La España provocadora

José Antonio Trujillo
JOSÉ ANTONIO TRUJILLOMálaga

España es un abril sin Alcántara. Su literatura fue el tiempo cosido a palabras. Luz en los días de frío en el periodismo al dictado del poder, ironía para la columna desertora de lo literario, ingenio para los torpes, inspiración para los que empezamos. Fue el poeta que no fue y el columnista que nunca quiso ser. Manuel Alcántara y Saavedra no merece un obituario sino el regalo de una buena columna, y las lágrimas del #trujillismo.

El abril robado por los políticos nos descubre a una nueva España provocadora. Esa sociedad en la frontera que no tiene sitio en las caducas encuestas de intención de voto, auténticos vehículos de propaganda electoral que tienen poco que ver con la realidad sociológica. Recuerdan aquellos espacios televisivos donde en la información sobre el tiempo introducían más dudas que certezas en la previsión de la meteorología por no fastidiar al sector turístico por ejemplo. Los televidentes se sentían engañados pero les importaba poco a sus responsables. En la actualidad, cualquier ciudadano tiene herramientas tecnológicas a su alcance para saber con mucha fiabilidad lo que ocurrirá en cada momento con el cielo al que observa. Ya nos avisa la investigadora Adriana Amado, que predijo las victorias de Trump y Bolsonaro cuando nadie lo hacía, que frente a lo limitado de las encuestas, podemos encontrar luz conociendo las tendencias de Google y los videos más vistos de YouTube, en la denominada huella digital de la sociedad. Ambos coincidieron en el resultado final de sendos candidatos. Es decir, ese interés ciudadano en Google y YouTube luego se reflejó en el voto. Llevamos arrastrando durante años la triple crisis de los medios de comunicación: crisis económica, de legitimidad e independencia. Este hecho ha obligado a los ciudadanos a desconfiar de los mismos y mostrar su desapego a la opinión publicada, encontrando nuevos espacios de comunicación en las múltiples posibilidades que ofrecen las nuevas tecnologías. En el sexto continente que representa internet es dónde puede encontrar su oportunidad el periodismo que quiera reencontrarse con la sociedad.

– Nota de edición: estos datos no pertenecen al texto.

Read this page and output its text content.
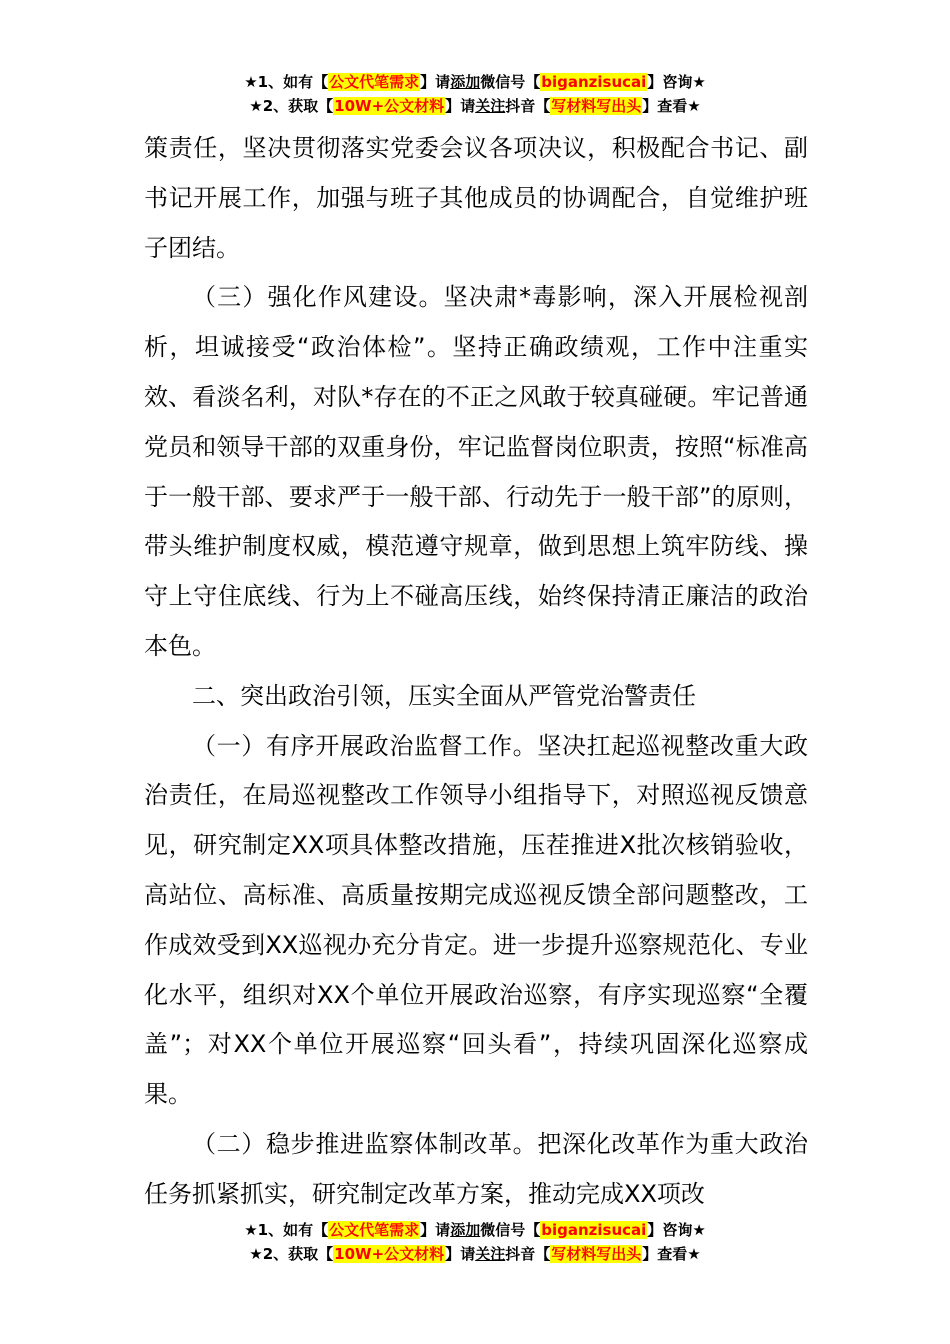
★1、如有【公文代笔需求】请添加微信号【biganzisucai】咨询★
★2、获取【10W+公文材料】请关注抖音【写材料写出头】查看★

策责任，坚决贯彻落实党委会议各项决议，积极配合书记、副书记开展工作，加强与班子其他成员的协调配合，自觉维护班子团结。

（三）强化作风建设。坚决肃*毒影响，深入开展检视剖析，坦诚接受“政治体检”。坚持正确政绩观，工作中注重实效、看淡名利，对队*存在的不正之风敢于较真碰硬。牢记普通党员和领导干部的双重身份，牢记监督岗位职责，按照“标准高于一般干部、要求严于一般干部、行动先于一般干部”的原则，带头维护制度权威，模范遵守规章，做到思想上筑牢防线、操守上守住底线、行为上不碰高压线，始终保持清正廉洁的政治本色。

二、突出政治引领，压实全面从严管党治警责任

（一）有序开展政治监督工作。坚决扛起巡视整改重大政治责任，在局巡视整改工作领导小组指导下，对照巡视反馈意见，研究制定XX项具体整改措施，压茬推进X批次核销验收，高站位、高标准、高质量按期完成巡视反馈全部问题整改，工作成效受到XX巡视办充分肯定。进一步提升巡察规范化、专业化水平，组织对XX个单位开展政治巡察，有序实现巡察“全覆盖”；对XX个单位开展巡察“回头看”，持续巩固深化巡察成果。

（二）稳步推进监察体制改革。把深化改革作为重大政治任务抓紧抓实，研究制定改革方案，推动完成XX项改

★1、如有【公文代笔需求】请添加微信号【biganzisucai】咨询★
★2、获取【10W+公文材料】请关注抖音【写材料写出头】查看★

Cuando se conozcan los resultados electorales en la noche del 28A, reconoceremos a la España provocadora que se siente orgullosa de su historia compartida de siglos, que no se avergüenza con su bandera, que no tiene nada que ver con el «guerracivilismo» subvencionado, que presume de su lengua, que no entiende que haya territorios al margen de la democracia, tomados por los totalitarios, que se reconoce en el Estado representado en la sala segunda del Tribunal Supremo, que no se sienten concernidos en las nuevas luchas ideológicas que han tomado el testigo de la fracasada «lucha de clases». La España provocadora reconoce la primavera.